In Japan, 16,000 candles were lit in memory of those killed in the earthquake.
Society
The Mainichi Daily News - Japan will mark on Sunday the first anniversary of the March 11 earthquake and tsunami that devastated the country's northeastern shores, left about 19,000 people dead or missing, and triggered the world's worst nuclear accident since the 1986 Chernobyl disaster.
While much of the debris has been cleared, roads have been repaved and lives are beginning to be rebuilt, the scars left by the terrible devastation and the hardships that ensued continue to haunt the many affected by the disasters one year on.
The government declared late last year that the crisis at the Fukushima Daiichi nuclear power plant, a coastal power station in Fukushima Prefecture that suffered meltdowns and explosions in the aftermath of the quake-triggered tsunami, has been brought under control, but numerous residents are still unable to return to their homes in the vicinity of the plant.
Many memorial services will be held in the northeastern prefectures hit hard by the tsunami as well as in Tokyo and elsewhere on Sunday, with a moment of silence planned across the country at 2:46 p.m., the time the magnitude-9.0 quake jolted the country exactly a year earlier.
Emperor Akihito, who is recuperating from heart bypass surgery, will attend a government-sponsored memorial ceremony at the National Theater in central Tokyo along with Prime Minister Yoshihiko Noda and representatives of those who lost their family members in the natural disasters.
Evacuation drills will also be held across the country to prepare for future quakes and tsunami, with some planned under the scenario in which a nuclear power plant suffers a loss of power just as Fukushima Daiichi did after tsunami waves flooded the plant a year ago.
At the plant, Tokyo Electric Power Co. President Toshio Nishizawa is expected to observe a moment of silence, while the plant operator will issue an apology to the public once again for causing the country's worst nuclear accident. TEPCO Chairman Tsunehisa Katsumata will attend the Cabinet Office-sponsored memorial in Tokyo.
Ahead of the anniversary, some events were held in Japan on Saturday to pray for the dead, including a Buddhist memorial service at a temple in Osaka featuring about 16,000 candles with names of disaster victims etched on them.
In Paris on Friday, about 2,000 people gathered for a mass at Notre Dame Cathedral where pianist Jun Kanno, who hails from disaster-hit Miyagi Prefecture and now lives in the French capital, expressed appreciation for the support provided to Japan by France and other countries, saying it gave survivors a way to find hope.
The quake and tsunami left more than 15,800 people dead -- most of them in the hard-hit Iwate, Miyagi and Fukushima prefectures in the Tohoku region -- including about 500 whose bodies remain unidentified, while more than 3,100 people in six prefectures are still missing.
Police and the Japan Coast Guard have continued looking along the Pacific coast for those missing, most recently along the shores of Iwate Prefecture during a three-day intensive search through Sunday. A body was found in the sea off an Iwate town last month.
The tsunami destroyed or substantially damaged about 330,000 homes and other buildings in the hardest-hit three prefectures, but reconstruction has been slow. The approximately 160,000 evacuees from around the damaged Fukushima plant see no prospect of returning home anytime soon due to radioactive contamination in the areas.
The tsunami also created some 22.5 million tons of debris along the shores of Iwate, Miyagi and Fukushima prefectures.

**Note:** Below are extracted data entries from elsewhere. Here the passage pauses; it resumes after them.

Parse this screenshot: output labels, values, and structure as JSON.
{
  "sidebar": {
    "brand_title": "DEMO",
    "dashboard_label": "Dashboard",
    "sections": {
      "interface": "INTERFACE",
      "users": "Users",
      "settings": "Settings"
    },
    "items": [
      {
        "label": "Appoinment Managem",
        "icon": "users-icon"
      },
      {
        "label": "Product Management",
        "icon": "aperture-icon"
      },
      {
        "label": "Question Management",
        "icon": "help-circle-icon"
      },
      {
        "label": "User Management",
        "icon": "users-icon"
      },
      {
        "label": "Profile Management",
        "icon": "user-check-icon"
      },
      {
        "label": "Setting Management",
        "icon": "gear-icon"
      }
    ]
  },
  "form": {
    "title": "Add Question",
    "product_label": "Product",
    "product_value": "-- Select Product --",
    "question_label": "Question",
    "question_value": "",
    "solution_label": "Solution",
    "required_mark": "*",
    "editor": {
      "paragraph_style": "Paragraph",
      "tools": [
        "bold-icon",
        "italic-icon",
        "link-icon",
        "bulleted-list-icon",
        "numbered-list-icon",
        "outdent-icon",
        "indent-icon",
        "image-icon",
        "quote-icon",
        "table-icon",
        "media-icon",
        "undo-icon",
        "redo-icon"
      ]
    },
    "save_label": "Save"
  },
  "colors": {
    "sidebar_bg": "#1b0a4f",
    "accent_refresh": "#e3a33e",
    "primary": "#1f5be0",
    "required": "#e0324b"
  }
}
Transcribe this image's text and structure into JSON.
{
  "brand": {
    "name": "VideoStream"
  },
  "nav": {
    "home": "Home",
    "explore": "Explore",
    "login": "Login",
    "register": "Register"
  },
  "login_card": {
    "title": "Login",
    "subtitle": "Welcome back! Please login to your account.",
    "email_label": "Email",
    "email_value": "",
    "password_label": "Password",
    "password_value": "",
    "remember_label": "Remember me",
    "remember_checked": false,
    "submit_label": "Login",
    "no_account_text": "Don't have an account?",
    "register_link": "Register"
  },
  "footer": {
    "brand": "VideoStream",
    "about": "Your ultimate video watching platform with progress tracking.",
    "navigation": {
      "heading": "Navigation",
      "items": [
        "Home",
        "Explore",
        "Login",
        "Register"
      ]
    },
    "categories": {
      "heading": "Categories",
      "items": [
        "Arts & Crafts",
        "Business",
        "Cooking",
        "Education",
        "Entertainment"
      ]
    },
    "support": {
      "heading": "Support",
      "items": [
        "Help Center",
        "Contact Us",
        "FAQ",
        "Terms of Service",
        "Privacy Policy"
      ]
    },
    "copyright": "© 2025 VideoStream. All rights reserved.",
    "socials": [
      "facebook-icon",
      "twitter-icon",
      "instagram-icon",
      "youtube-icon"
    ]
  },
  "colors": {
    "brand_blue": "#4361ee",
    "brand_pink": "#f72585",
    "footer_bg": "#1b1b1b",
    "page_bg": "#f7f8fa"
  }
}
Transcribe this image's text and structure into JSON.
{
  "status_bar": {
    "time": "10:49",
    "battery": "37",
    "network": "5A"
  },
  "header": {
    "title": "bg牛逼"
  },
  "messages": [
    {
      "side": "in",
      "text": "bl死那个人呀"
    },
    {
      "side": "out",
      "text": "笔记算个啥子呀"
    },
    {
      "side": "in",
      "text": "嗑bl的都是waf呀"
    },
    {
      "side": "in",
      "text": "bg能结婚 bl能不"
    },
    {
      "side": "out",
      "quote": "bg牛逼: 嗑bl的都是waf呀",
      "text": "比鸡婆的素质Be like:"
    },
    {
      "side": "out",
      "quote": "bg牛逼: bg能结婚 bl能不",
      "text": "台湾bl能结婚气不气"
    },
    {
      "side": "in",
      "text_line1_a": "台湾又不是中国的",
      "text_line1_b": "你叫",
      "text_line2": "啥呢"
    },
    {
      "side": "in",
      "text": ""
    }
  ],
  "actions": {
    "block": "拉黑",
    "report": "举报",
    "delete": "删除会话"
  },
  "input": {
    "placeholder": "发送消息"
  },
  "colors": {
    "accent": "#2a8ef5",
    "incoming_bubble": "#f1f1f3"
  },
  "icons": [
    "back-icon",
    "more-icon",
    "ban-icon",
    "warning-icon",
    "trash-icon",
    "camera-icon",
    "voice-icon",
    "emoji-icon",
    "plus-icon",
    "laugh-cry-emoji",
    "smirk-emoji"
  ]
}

While clearing away the debris has made progress, just 6.3 percent has been disposed of so far.
In Ishinomaki, Miyagi Prefecture, a large bus that had been left on top of a two-story community center after it was swept there by tsunami waves from a parking lot about 500 meters away a year ago was finally removed Saturday as about 100 residents and bystanders looked on.
The government response to the disaster has been stymied by political wrangling in Tokyo, with the Reconstruction Agency, which is tasked with rebuilding the devastated areas, launched only in February.
The government is also having trouble strengthening its nuclear regulatory regime, facing increasing difficulty to launch a new nuclear safety agency as planned on April 1 due to doubts within opposition parties about the body's independence.
The government decided to set up the nuclear safety agency after the nuclear accident stirred arguments that the existing Nuclear and Industrial Safety Agency is tied too closely to the Economy, Trade and Industry Ministry, which has promoted nuclear power.
The accident has heightened public anxieties over the safety of nuclear power, forcing other reactors in the country to remain offline once they were suspended for regular maintenance.
With the two remaining reactors in operation expected to go offline by early May, concerns are growing over whether the nation can weather surging power demand during peak times in the coming summer.